Estonian-language newspaper (1917–1918)

Maatamees ('Landless Peasant') was an Estonian-language newspaper published from Reval (Tallinn), Autonomous Governorate of Estonia, Russia between and 22 February 1918. The newspaper was an organ of the Rural Sections of the North Baltic Committee of the Russian Social Democratic Labour Party (Bolsheviks). Maatamees had a circulation of about 4,000 copies. All in all, 84 issues of Maatamees were published.

==Editorial team==
Hans Pöögelmann, a revolutionary writer who had recently returned from exile in the United States, was the editor of Maatamees. The editorial board included Jaan Anvelt and Jaan Sihver, the latter being a former political forced labourer and having moved from Moscow to Reval in July 1917. Viktor Kingissepp was an active contributor to the newspaper.
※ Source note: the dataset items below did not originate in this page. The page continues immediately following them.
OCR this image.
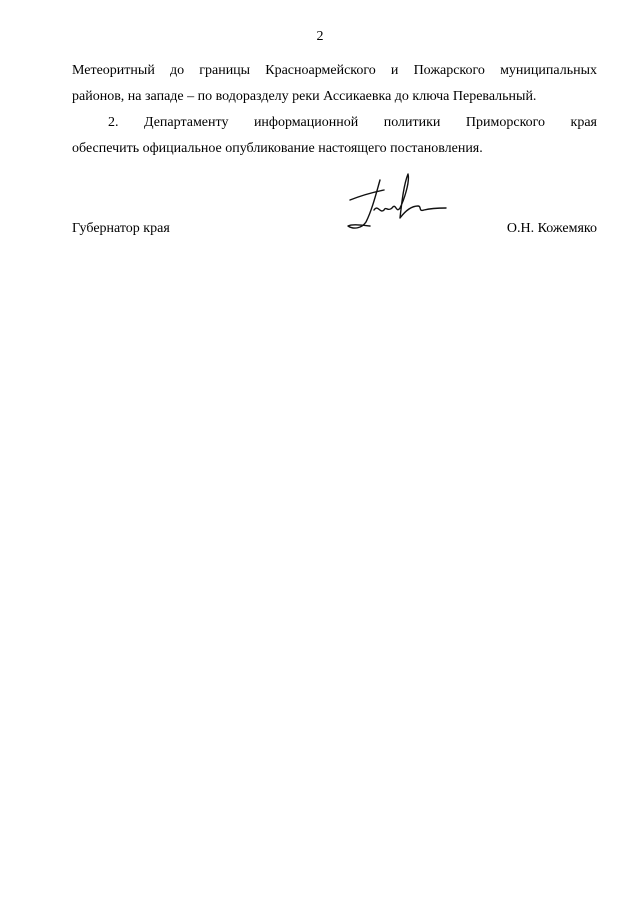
2
Метеоритный до границы Красноармейского и Пожарского муниципальных
районов, на западе – по водоразделу реки Ассикаевка до ключа Перевальный.
2. Департаменту информационной политики Приморского края
обеспечить официальное опубликование настоящего постановления.
Губернатор края	О.Н. Кожемяко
==Launching of Maatamees and July Days==
The decision to launch a publication for mobilizing support for the party among the Estonian peasantry was taken at a plenum of North Baltic Organizations of the Russian Social Democratic Labour Party (Bolsheviks) held in Reval 18–19 June 1917. In July 1917 Matamees began weekly publication. During the July Days, the Bolshevik organs in Estonia Kiir and Utro Pravdy were closed down by the local soviet following orders from Boris Dudorov. Maatamees was able to continue publication, albeit it had a different, more rural readership than the banned Bolshevik newspapers.
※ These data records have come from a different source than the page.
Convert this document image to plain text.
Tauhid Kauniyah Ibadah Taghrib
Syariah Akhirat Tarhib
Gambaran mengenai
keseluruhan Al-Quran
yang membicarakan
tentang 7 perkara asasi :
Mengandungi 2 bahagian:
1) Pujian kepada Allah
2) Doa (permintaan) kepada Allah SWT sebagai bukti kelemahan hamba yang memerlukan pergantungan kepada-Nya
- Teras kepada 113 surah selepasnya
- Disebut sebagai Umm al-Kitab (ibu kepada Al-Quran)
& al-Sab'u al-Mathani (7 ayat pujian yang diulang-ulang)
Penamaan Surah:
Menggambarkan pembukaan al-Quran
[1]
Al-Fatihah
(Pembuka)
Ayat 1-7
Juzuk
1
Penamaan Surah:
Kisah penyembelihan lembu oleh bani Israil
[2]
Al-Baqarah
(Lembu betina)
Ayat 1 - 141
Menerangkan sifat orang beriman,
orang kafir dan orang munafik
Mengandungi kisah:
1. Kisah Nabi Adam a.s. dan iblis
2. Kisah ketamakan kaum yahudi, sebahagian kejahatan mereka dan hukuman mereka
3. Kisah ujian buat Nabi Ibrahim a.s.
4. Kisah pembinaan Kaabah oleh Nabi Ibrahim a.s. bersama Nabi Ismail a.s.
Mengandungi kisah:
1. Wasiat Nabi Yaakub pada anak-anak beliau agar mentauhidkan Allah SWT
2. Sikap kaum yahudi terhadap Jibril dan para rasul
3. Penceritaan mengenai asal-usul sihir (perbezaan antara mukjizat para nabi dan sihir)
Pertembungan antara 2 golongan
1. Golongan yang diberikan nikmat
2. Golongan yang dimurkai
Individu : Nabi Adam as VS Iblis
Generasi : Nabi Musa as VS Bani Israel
==August 1917 – thrice weekly==
From August 1917 onwards, Maatamees was published thrice weekly. On 13 August 1917, following the holding of the Conference of North Baltic Organizations of the Russian Social Democratic Labour Party (Bolsheviks), a Convention of Estonian Landless Peasants was held in Reval. The Convention took Bolshevik positions and a Provisional Executive Committee of the Estonian Landless Peasants with representatives of all rural districts was elected. Furthermore, a 3-member Central Bureau was elected, consisting of Pöögelmann, Sihver and Johannes Heintuk. The Convention recognized Maatamees as the organ of the peasantry.

==Profile==
The newspaper published texts of Lenin, decisions of the higher party bodies and news pieces drafted by a network of rural correspondents. During the campaigning for the 1917 Russian Constituent Assembly election, the final version of the local Bolshevik electoral platform was published in Maatamees by mid-October. Maatamees had a Latvian language counterpart, Laukstrādnieku Cīņa ('Struggle of Farm Workers').

==Closure==
The publishing of Maatamees was ended at the onset of the German occupation of Estonia.